You’re in an office building, or maybe an apartment complex. You’re running for your life, being pursued by a handful of zombies, the fast kind. You don’t want to risk the elevator, so you head for the stairwell.

stairwell

Complete with weird camera angle

Smart, but now what?

Stairs are slow to navigate safely, and treacherous to descend quickly. It’s easy to slip and roll an ankle if you’re not careful, but take your time and you’ll certainly be overrun by the much faster, reckless zombies. We need a way to go down stairs quickly, without such risk. Fortunately, there is such a way.

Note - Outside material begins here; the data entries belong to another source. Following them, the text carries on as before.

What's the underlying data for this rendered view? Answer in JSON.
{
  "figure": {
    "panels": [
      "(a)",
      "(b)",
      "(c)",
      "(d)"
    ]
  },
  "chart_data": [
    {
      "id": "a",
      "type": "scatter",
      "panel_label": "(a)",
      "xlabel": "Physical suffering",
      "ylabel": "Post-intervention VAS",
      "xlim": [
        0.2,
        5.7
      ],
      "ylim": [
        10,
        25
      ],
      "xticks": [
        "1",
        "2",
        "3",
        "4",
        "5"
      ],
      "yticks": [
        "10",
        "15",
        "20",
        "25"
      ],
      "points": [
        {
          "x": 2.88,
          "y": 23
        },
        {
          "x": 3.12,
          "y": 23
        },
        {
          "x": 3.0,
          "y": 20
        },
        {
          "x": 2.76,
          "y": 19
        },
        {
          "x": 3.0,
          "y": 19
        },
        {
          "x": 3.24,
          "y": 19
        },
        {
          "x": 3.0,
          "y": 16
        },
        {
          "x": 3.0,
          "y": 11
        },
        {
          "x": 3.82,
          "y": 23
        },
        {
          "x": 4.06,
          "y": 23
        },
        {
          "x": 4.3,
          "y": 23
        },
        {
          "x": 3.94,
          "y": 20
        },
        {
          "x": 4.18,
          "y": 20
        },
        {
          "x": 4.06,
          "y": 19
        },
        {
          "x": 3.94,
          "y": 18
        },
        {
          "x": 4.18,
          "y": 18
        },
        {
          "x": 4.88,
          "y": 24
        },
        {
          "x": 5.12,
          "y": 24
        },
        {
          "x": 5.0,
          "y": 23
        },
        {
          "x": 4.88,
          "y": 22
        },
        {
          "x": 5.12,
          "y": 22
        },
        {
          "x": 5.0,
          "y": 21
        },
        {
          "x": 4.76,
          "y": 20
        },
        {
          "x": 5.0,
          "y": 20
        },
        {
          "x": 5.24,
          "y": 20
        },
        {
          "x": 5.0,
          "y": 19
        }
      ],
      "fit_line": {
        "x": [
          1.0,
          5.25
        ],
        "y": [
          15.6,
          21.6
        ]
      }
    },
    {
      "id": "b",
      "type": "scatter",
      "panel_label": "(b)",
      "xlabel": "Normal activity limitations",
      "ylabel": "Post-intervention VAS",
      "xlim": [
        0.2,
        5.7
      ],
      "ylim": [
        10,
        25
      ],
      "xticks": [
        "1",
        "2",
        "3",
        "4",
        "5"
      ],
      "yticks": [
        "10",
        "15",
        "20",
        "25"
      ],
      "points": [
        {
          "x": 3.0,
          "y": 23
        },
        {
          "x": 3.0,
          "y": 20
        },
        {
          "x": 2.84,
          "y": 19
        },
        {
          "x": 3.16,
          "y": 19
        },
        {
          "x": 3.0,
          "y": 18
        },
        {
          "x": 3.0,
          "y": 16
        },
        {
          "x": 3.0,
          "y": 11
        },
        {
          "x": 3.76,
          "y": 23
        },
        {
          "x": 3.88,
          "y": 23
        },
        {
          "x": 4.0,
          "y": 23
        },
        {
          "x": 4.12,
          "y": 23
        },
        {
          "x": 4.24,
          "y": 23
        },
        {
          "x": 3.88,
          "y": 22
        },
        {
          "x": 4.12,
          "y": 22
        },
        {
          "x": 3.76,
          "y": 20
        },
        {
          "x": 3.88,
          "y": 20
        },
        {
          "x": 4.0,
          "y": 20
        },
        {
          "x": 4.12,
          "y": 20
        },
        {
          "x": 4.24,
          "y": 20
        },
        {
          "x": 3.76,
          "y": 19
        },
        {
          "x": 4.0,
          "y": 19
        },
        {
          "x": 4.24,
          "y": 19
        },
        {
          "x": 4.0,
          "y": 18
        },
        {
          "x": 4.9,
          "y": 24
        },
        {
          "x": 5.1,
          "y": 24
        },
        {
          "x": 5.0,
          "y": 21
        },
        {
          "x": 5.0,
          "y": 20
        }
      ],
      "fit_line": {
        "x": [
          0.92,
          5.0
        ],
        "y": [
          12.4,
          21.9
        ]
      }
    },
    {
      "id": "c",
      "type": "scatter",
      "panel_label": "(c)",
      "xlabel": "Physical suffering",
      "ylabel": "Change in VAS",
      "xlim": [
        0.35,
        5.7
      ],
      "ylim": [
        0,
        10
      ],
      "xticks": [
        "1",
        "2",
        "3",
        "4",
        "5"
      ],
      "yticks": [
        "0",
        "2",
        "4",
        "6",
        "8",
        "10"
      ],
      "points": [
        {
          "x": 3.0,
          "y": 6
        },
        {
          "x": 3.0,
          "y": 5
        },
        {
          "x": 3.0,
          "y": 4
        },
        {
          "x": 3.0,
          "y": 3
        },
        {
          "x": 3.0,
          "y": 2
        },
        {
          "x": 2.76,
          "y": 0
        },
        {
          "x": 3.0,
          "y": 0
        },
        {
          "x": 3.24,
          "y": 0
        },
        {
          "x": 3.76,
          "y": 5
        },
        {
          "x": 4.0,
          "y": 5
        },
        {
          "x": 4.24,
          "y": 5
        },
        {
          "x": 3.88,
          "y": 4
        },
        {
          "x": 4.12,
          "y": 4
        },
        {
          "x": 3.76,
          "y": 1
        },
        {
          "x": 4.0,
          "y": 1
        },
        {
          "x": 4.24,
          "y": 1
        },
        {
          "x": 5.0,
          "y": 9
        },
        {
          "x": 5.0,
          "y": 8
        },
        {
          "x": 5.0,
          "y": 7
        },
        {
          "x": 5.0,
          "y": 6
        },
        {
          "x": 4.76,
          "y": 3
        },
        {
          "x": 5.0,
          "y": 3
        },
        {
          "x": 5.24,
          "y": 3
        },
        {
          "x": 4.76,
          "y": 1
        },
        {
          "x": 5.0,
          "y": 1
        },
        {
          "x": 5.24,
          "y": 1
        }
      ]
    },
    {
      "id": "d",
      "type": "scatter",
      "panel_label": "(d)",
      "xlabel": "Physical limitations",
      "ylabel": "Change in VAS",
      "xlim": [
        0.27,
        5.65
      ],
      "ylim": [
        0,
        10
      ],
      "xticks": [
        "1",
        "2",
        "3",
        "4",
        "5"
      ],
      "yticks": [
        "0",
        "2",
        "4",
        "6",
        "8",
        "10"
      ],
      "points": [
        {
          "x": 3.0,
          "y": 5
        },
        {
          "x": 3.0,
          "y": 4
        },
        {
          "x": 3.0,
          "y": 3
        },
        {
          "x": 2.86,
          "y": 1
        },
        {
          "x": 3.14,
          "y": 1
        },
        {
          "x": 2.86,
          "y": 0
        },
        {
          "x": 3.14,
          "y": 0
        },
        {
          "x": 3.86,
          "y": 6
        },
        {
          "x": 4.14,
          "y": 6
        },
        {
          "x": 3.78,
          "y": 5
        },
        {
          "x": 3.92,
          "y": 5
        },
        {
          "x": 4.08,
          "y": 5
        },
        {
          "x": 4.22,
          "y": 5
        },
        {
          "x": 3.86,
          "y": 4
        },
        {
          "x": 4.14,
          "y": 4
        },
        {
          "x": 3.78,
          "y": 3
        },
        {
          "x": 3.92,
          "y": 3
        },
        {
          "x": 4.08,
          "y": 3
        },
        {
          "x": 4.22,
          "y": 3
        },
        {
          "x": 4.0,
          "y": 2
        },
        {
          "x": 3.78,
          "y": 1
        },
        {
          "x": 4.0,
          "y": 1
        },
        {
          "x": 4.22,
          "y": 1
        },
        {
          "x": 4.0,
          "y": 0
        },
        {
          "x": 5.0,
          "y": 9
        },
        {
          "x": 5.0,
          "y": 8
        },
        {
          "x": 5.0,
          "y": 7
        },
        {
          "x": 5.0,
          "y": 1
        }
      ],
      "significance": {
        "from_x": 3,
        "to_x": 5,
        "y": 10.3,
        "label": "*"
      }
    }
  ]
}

WARNING: This technique is high-impact, and will damage tour knees with prolonged use. Understand it, and practice it just enough to become proficient, but ZET does not advocating taking stairs like this all the time. You will wreck your knees. You’ve been warned.

The fastest way to take stairs is to gallop down them sideways. Don’t try picturing that just yet, it’s not going to make sense. Instead, find some flat ground, spread your feet about shoulder-width apart, and shuffle sideways, keeping your feet in a line. Make sure your feet never cross and work on the gallop rhythm: ba-dum, ba-dum, ba-dum.

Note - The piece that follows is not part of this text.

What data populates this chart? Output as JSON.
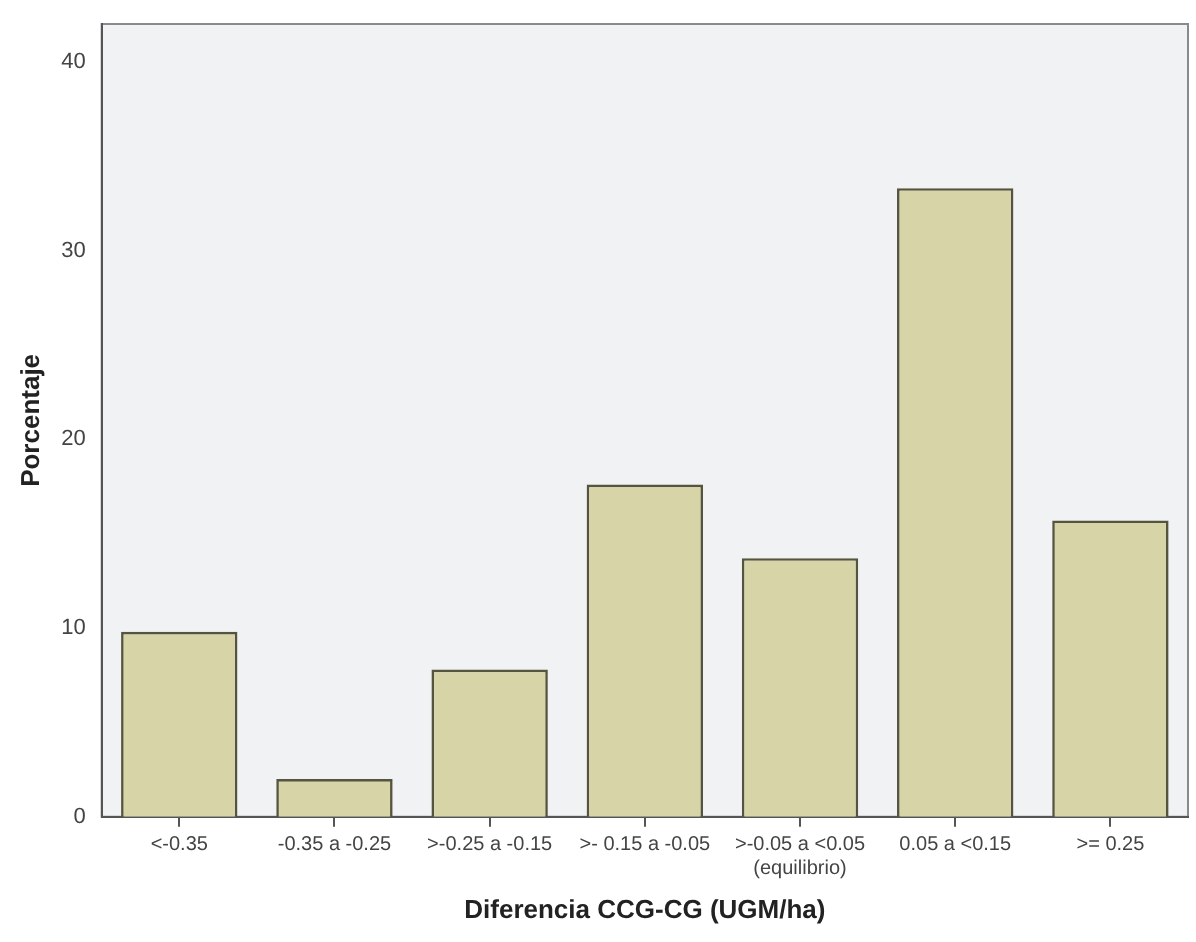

Now apply that same footwork to the stairs. It doesn’t really matter which direction you turn, but you’re better off facing the handrail, if there is one. Place your front foot two steps below your back foot:

Foot placement when heading down stairs

Also: TIE YOUR SHOES!

Now shuffle your feet like you did on the flat ground. Your back foot should land two steps below the step your front foot just left, followed immediately by your front foot another two steps below that. It’s hard to describe in text or with pictures, but eventually I’ll have a video up to show you. Again, the rhythm is important: ba-dum, ba-dum, ba-dum.

A word on the jump
It’s important that your shuffle have as little bounce as possible. This will minimize the impact on each “landing,” and make your descent smoother, less jarring. Slide your rear hand along the handrail (if there is one) to help keep your balance and control the height of your jump.

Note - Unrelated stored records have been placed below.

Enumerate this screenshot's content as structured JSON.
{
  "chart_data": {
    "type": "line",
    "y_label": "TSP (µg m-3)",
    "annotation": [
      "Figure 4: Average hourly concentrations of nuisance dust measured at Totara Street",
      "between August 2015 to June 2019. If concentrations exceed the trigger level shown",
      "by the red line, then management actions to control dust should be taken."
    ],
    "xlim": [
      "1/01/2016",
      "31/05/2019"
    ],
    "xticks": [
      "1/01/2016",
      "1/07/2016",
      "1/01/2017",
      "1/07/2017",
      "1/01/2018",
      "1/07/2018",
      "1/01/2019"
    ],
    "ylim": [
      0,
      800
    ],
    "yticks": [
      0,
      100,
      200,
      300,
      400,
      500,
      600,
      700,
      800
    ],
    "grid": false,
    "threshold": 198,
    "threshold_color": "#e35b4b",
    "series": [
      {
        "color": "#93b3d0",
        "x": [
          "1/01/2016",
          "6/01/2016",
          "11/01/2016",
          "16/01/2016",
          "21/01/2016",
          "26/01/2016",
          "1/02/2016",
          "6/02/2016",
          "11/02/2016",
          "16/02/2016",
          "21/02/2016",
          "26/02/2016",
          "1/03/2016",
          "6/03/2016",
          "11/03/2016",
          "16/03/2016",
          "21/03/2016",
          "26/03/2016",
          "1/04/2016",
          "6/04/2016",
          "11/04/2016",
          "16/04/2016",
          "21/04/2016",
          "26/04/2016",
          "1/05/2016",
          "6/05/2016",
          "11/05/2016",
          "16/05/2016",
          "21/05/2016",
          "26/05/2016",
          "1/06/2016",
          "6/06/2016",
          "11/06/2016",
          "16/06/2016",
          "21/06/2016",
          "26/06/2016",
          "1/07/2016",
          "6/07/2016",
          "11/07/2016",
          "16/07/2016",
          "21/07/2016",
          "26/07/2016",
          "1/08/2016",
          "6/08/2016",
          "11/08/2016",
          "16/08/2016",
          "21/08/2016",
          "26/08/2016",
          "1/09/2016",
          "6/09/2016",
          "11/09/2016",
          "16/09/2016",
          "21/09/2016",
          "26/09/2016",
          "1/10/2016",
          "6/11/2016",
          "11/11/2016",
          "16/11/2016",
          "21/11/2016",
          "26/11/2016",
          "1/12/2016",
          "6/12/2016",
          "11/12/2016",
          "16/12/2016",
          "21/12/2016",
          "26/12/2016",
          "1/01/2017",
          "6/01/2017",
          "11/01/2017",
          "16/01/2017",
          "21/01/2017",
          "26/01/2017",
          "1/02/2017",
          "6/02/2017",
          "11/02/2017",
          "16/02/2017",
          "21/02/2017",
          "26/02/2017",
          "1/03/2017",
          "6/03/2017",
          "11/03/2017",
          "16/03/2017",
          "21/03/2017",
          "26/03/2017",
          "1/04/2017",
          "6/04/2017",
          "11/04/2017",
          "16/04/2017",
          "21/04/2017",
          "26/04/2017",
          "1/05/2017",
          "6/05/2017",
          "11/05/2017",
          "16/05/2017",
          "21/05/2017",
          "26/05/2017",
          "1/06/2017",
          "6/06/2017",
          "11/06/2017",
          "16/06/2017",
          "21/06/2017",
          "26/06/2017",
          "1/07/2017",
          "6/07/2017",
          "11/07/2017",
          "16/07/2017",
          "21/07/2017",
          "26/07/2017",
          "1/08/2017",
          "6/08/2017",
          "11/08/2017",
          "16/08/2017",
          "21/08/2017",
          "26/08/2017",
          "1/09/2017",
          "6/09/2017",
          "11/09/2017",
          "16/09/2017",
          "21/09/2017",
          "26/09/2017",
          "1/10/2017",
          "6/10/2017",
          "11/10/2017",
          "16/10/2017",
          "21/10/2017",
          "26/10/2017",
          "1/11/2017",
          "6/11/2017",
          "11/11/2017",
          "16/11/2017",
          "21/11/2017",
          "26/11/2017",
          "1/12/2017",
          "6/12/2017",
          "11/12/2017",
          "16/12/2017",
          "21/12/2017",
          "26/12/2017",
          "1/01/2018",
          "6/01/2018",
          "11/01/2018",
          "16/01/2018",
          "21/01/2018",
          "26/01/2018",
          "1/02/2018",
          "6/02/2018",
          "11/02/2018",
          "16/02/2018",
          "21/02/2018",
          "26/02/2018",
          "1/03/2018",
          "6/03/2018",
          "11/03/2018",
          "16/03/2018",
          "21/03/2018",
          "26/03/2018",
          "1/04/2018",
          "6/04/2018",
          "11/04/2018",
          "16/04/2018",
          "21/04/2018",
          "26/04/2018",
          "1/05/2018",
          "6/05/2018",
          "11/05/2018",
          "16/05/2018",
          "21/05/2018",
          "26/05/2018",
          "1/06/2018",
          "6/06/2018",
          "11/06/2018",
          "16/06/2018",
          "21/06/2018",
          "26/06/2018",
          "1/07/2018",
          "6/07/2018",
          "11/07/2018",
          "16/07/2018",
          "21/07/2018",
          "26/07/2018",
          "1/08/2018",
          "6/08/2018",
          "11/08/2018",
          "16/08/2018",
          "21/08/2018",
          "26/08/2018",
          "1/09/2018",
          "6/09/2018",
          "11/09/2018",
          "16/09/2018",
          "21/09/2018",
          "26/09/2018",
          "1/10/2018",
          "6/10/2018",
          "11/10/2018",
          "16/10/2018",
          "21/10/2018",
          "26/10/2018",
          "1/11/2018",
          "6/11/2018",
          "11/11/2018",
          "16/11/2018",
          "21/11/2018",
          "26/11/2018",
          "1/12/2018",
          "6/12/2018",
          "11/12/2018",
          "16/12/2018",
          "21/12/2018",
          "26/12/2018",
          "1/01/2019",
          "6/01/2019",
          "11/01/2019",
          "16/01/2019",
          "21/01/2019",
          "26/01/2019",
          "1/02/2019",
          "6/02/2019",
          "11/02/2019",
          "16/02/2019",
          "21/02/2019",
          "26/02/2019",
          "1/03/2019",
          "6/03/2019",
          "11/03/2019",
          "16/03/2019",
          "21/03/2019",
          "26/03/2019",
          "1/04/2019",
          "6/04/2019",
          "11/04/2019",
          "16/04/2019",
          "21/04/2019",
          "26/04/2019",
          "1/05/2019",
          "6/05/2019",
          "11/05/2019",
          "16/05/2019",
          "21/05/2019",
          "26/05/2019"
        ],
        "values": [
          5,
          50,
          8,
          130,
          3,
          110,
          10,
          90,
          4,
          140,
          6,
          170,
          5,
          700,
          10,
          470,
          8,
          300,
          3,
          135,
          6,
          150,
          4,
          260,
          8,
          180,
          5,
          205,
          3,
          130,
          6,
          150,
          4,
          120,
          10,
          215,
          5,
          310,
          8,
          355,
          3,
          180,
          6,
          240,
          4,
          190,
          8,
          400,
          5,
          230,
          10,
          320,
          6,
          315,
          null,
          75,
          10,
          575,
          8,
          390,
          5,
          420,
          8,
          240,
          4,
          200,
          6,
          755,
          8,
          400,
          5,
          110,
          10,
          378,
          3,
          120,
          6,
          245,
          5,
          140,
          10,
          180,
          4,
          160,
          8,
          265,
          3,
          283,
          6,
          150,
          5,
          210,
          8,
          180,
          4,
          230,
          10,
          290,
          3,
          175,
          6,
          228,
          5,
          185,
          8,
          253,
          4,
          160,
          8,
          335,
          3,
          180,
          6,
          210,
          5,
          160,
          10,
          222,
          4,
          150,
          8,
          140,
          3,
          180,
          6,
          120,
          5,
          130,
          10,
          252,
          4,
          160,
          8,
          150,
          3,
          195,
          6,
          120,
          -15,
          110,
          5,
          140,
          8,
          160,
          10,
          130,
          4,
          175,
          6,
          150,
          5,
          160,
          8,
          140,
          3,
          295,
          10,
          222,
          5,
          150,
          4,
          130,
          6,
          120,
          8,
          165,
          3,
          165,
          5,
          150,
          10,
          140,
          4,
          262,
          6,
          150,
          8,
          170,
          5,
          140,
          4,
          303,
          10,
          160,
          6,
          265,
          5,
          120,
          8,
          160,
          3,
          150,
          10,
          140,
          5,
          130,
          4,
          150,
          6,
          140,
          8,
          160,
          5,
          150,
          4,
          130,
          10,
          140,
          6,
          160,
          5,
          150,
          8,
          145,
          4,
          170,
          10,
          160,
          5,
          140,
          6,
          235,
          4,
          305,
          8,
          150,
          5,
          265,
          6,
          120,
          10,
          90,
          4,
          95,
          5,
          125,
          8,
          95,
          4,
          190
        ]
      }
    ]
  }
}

If the stairs aren’t too long, that’ll be the end of it: you’ll hit the bottom of the stairs, shift back into a run, and be off. For longer flights or multiple flights, though, you can start to lengthen your jump, so instead of skipping a single step, you’re skipping two, then three, then four. Your actual steps are (back-to-front) are still only two steps apart, but each pair of steps spreads out further and further. So ba-dum, ba-dum becomes ba-dum… ba-dum.
You should only start lengthening your jump if you’re really comfortable with the spacing of the stairs and the rhythm of your own steps.

Taking something with you

Technique doesn’t really change if you have something in your hand: Just hold it in your front hand (remember, your back hand should be on the railing). The difficulty comes when you try to carry a bag. Every time you land you put pressure on the bag straps, and if you’re not careful, you’ll tear the strap where it connects to the bag. The best way to mitigate this is to take the strap out of the equation if possible: Hold your bag by the handles if you have them. If not, figure out some way to hold the bag with one arm, either by bunching up the fabric or wrapping your arm down over the whole thing.

holding a bag on the way down stairs

Again, this is hard on your knees (especially when you start lengthening your jumps), and you still have to be mindful not to roll your ankles, but when you absolutely need to make it down in a hurry, this is the fastest, safest way.